How do I handle payroll for employees who work across different tax jurisdictions?

This requires careful allocation of income and tax obligations based on where work is actually performed and employee tax residency. You'll need to track working days by location, apply appropriate tax rates for each jurisdiction, and potentially file returns in multiple locations. Consider consulting with tax specialists familiar with cross-border employment to ensure compliance and avoid double taxation issues.

What payroll records am I legally required to keep and for how long?

Most jurisdictions require retention of payroll records for 3-7 years, including timesheets, wage calculations, tax deductions, and payment records. Keep employee contracts, tax forms, and any correspondence related to payroll queries. Store records securely with appropriate data protection measures, and maintain both digital and physical backup systems where required by local regulations.

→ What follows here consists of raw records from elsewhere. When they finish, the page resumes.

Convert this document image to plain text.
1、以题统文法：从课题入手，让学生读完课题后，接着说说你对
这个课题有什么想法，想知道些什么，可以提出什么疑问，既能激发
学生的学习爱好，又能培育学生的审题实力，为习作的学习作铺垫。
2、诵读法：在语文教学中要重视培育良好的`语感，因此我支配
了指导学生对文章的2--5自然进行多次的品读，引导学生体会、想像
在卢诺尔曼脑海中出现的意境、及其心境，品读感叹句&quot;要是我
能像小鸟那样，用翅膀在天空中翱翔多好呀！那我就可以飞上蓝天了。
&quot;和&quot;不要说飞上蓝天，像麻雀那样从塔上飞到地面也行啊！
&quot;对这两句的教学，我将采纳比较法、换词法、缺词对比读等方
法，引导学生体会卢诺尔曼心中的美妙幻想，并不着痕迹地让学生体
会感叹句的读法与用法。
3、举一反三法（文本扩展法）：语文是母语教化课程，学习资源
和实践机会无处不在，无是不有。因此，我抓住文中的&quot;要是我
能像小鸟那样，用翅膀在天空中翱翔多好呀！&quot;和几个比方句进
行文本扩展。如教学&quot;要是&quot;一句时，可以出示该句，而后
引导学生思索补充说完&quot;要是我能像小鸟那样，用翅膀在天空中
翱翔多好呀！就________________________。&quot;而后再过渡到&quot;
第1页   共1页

How can I prepare for payroll during peak periods like year-end or when employees take extended leave?

Create a detailed payroll calendar marking all critical dates, deadlines, and potential complications. Prepare year-end documentation early, including P60s, tax summaries, and statutory reports. For extended leave, establish clear procedures for handling holiday pay calculations, statutory sick pay, and any benefit adjustments. Consider processing some elements in advance where legally permissible to reduce last-minute pressure.

What's the most efficient way to transition from manual payroll processing to an automated system?

Start by running parallel systems for 2-3 pay periods to verify accuracy and build confidence. Begin the transition during a quiet period, not during year-end or major business changes. Ensure all employee data is clean and accurate before migration, and provide comprehensive training for your payroll team. Plan for additional time in the first few cycles as you adjust to new processes and resolve any initial issues.

How do I handle payroll when acquiring a new company or integrating employees from a merger?

Conduct thorough due diligence on the existing payroll setup, including outstanding liabilities, compliance issues, and system compatibility. Determine whether to integrate employees into your existing payroll immediately or maintain separate systems temporarily. Ensure continuity of benefits, honour existing employment terms, and communicate changes clearly to affected employees. Consider engaging payroll specialists to manage the transition smoothly.

What are the warning signs that my current payroll process needs immediate attention?

Key red flags include frequent calculation errors, missed payment deadlines, employee complaints about pay accuracy, difficulty producing compliance reports, or spending excessive time on manual corrections. If you're struggling to keep up with regulatory changes, experiencing cash flow issues due to poor payroll planning, or your team is overwhelmed during each pay run, it's time to review and potentially overhaul your payroll processes.